PARIS — Exhibitors sought to woo retailers with romanticism at the Prêt à Porter Paris and Who’s Next trade shows here, where buyers delighted in the freshness of collections.
After seasons of playing it safe, feminine but not overtly glamorous styles for spring ran the gamut from romantic lacy looks and Fifties-inspired tailoring with a modern twist to colorful prints and floral motifs, retailers said. An ethnic theme also emerged as a strong direction.
“Collections sparked a desire to buy,” said Pascale Camart, Galeries Lafayette’s head of buying for women’s wear, noting a “very strong increase” in the store’s spring budget. “There’s a new type of casual dress for women emerging, but one that is extremely feminine.”
Among the standouts were Mes Demoiselles, Virginie Castaway and Joe Black, Camart said.
“Our clients are asking for exciting collections which pop,” said Mindy Prugnaud, commercial director for Mint Group, the European buying office for Saks Fifth Avenue, Saks Mexico and David Jones, among others. “They are spending more on exciting things rather than the basics.”
Prugnaud lauded Paris-based label Hotel Particulier for its feminine lineup and affordable price points.
“Brands are doing better. There is a real positive energy, which we haven’t seen in the past few seasons,” said Sophie Allisy-Bischoff, marketing director for the Prêt.
Most retailers attending the four-day fairs, which were held at the exhibition halls at Porte de Versailles and ended Sept. 7, said they maintained their belief that postrecession shoppers are looking to put excitement back into their wardrobes. Buyers said while budgets were on par with last season, they would splurge on must-have items. Others said their budgets were up by as much as 20 percent.
Exhibitors at both shows reported order writing on signs of improved consumer spending in Europe and robust demand from Japan. American buyers were sparse, with many opting to attend French trade fairs that run concurrently with Paris Fashion Week later this month.
Showing at Who’s Next, brands were pleased with the turnout overall.
“It was very difficult for small brands, especially since we source the majority of our fabrics in France and are made locally, but it seems to be picking up a bit,” said Parisian-based Norwegian designer Gunhild Nygaard, who spun a modern twist into classic tailoring.

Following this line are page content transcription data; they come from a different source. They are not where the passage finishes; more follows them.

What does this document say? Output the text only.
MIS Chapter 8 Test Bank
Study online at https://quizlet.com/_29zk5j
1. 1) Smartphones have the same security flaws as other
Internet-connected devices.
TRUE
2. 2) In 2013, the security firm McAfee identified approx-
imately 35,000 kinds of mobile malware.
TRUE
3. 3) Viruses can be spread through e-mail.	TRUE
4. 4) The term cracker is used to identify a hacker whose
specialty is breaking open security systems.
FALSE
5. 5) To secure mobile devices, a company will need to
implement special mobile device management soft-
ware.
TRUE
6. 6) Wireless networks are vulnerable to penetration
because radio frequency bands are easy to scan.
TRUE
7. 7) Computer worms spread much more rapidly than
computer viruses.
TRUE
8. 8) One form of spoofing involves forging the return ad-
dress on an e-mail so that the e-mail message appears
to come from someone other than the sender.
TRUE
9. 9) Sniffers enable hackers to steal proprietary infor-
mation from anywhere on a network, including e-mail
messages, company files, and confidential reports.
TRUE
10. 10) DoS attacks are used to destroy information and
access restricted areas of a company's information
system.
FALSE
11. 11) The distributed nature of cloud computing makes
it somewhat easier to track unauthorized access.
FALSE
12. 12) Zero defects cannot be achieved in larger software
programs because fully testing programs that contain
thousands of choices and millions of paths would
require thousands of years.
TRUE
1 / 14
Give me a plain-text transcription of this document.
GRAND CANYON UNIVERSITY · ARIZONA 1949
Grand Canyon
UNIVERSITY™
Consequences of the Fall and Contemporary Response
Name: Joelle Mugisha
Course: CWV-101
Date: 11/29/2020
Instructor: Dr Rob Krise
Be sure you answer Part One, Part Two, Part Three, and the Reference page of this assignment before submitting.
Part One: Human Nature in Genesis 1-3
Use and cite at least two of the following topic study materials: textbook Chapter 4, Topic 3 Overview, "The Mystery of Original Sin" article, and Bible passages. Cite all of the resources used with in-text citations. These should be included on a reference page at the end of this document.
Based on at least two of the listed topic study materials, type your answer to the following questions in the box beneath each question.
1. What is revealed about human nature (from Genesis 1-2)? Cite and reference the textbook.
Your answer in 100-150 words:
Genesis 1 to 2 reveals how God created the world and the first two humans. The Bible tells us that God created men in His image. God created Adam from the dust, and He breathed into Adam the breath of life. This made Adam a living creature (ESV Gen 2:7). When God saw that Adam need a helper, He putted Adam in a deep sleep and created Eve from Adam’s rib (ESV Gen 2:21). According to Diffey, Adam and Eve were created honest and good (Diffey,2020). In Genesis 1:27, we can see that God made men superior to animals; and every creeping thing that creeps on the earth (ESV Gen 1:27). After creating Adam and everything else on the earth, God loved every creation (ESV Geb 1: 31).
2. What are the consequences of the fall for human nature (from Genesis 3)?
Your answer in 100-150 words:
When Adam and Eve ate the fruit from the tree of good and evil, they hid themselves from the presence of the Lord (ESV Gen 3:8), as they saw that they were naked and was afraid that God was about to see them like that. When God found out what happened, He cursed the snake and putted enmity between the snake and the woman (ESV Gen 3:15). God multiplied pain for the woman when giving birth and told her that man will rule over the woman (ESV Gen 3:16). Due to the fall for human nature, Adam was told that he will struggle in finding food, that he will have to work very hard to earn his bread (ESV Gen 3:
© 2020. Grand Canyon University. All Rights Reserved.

“We have gone more upscale, but we have kept the focus on the price-quality ratio and customers have responded well,” said Emma François, designer of Marseille-based brand Sessùn.
At the Mes Demoiselles stand, designer Anita Radovanovic showed a collection inspired by antique clothing, which she recovered by “raiding” her grandmother’s attic.
“A bit of romance, a bit antique and Charleston elegance, but for today’s girl,” she said, adding orders were up by as much as 40 percent over last year.
“The temptation to buy nice things has definitely come back, but you have to create the desire with your offering,” said Yaya Blanchard, owner of hip Parisian boutique Yaya.
Blanchard, who said she had increased her budget by 20 percent, picked up lacy tops and full skirts at Mes Demoiselles.
French label Roseanne also had plenty of enticing choices, retailers said.
“It’s feminine and chic,” said Frédérique Rey, assistant buyer for Merci, who said feminine motifs and lace echoed throughout the fair.
At the Prêt, upstart designers who have managed to ride out the economic crisis said their hard work is beginning to pay off.
Riccacouture, designed by Lyon, France-based Japanese designer Rika Ohwada, applies sumptuous landscape motifs to premium silks from Lyon and Como, Italy. Ohwada said materials and craftsmanship helped drive sales at the fair.
Retailers lauded younger brands that focus on single concepts rather than spreading themselves too thin.
Reykjavík, Iceland-based Emami unveiled its “multifunctional clothes,” where one piece can morph into at least six different looks. Meanwhile, Paris’ (No) Smoking Collection, designed by Anne-Cécile Meignan and Maud Pannequin, showed off fetching tuxedo variations for women.